The good news first: Hosni Mubarak is no longer the president of Egypt, a point of incredible importance often overlooked by those disappointed with the revolution’s progress. Mubarak’s National Democratic Party has been mostly dismantled, though NDP-connected businessmen still exercise considerable power behind the scenes. The success of the revolution also engendered important psychological changes in many Egyptians. The passivity and apathy with which many Egyptians viewed their government before the revolution is gone, and, for better or worse, Egyptians now know they always have recourse against governmental injustice in Tahrir Square. The military has also been chastened by its foray into politics, though it still remains the country’s most powerful force. That power will now be exercised behind the scenes, rather than in public, and that is a small victory. Perhaps the most important effect of the revolution, though, has been outside Egypt. Seeing the Arab world’s most important and populous country rise up in revolution has had immeasurable effects on Arab publics elsewhere. These effects are not limited to the other nations, like Syria and Libya, that experienced revolutions inspired in part by the Egyptian example, but also extend to places where no visible signs of change have yet been seen. We may not know the true importance and full extent of the Egyptian example for 20 years to come, but by empowering Arab publics, it has changed the region’s politics forever.
And now the bad, a list which is much longer than the benefits detailed above. Broadly, the revolution cannot truly be considered a revolution, since that word implies a transformation of the government rather than a change at the top. The events of Jan. 25 - Feb. 11, 2010, might be more accurately described as protests that led to a military coup. Though Mubarak was forced out, the military system he led is intact. The SCAF rushed and mismanaged the transition at every turn, a fatal handicap to the unorganized revolutionary forces. Chastened by their experience running the country, the generals were happy to hand back public power to Morsi, content in the knowledge that their commercial empire and control over foreign policy would not be threatened. For the foreseeable future, Egyptian politics will likely consist of a series of negotiations and accommodations between the Brotherhood and the military, the country’s two dominant political forces.

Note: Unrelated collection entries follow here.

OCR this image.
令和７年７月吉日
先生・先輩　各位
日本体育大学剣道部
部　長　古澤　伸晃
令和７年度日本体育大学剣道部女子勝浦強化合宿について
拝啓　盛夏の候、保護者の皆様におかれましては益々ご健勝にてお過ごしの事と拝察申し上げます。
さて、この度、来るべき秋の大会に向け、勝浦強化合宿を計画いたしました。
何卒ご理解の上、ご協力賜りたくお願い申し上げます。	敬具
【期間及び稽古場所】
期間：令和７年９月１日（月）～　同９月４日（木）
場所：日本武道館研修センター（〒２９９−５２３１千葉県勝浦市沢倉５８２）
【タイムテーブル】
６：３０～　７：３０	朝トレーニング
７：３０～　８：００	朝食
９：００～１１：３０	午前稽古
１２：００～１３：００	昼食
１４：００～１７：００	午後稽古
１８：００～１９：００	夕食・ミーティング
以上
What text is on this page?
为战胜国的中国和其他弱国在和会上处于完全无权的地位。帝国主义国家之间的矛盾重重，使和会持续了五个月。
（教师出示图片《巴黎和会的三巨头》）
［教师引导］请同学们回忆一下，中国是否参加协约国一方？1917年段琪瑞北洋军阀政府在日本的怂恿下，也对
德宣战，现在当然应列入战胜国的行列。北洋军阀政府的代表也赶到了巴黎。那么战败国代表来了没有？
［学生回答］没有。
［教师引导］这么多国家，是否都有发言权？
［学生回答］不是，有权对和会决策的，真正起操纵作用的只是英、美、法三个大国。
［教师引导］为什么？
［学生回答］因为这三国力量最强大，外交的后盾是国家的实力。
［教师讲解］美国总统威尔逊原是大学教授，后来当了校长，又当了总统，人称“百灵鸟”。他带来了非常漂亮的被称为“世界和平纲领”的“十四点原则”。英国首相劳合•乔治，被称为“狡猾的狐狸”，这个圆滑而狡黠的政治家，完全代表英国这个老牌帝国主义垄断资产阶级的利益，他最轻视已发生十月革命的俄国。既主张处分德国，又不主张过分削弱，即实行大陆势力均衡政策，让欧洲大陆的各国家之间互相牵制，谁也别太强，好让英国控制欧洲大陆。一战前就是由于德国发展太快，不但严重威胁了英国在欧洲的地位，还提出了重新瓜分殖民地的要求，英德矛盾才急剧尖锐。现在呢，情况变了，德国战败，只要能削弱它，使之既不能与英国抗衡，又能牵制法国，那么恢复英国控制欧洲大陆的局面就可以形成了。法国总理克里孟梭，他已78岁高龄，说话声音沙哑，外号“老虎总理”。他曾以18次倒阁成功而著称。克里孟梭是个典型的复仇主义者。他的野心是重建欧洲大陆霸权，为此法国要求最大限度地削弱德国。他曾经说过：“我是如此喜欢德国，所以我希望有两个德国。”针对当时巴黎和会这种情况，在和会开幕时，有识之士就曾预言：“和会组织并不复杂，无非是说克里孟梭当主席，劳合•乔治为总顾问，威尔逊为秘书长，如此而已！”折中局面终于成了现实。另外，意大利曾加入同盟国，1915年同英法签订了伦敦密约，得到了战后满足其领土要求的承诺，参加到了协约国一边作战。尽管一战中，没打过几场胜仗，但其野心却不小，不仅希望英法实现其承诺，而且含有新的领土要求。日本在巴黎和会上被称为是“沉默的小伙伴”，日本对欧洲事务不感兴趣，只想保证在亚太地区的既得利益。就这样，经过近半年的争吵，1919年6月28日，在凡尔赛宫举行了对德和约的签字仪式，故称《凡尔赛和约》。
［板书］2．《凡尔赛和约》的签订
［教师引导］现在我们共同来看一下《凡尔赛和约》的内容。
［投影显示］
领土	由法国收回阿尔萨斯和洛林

Other goals of the revolution, like free speech, protection of religious minorities, and the advancement of women were either ignored or contradicted in the recently-approved Constitution. Though these goals were clearly not universally shared, they were important to the secular activists who were with the movement from its earliest days. Suffice it to say, the Egypt many had envisioned during those heady days has not materialized.
In some ways, the revolution could be viewed as Egypt acknowledging the country as it actually is. It now seems inarguable that the real Egypt is closer to the Brotherhood’s vision of a conservative, Islamic country than to the military’s violently-enforced conception of a secular, Arab nationalist state. The Brotherhood’s ascendancy might be seen as simply an acknowledgement of that truth. Still, for those of us with hopes for a more pluralistic and open Egypt, all is not lost. There are signs that secular forces are finally unifying, an important development that may increase their ability to push back against the Brotherhood’s overreach. More broadly, the revolution’s example has energized Egyptian politics in a way that will make it impossible for the country to return to a Mubarak-style dictatorship. More work remains to be done, but Egyptians have much to be thankful for two years later.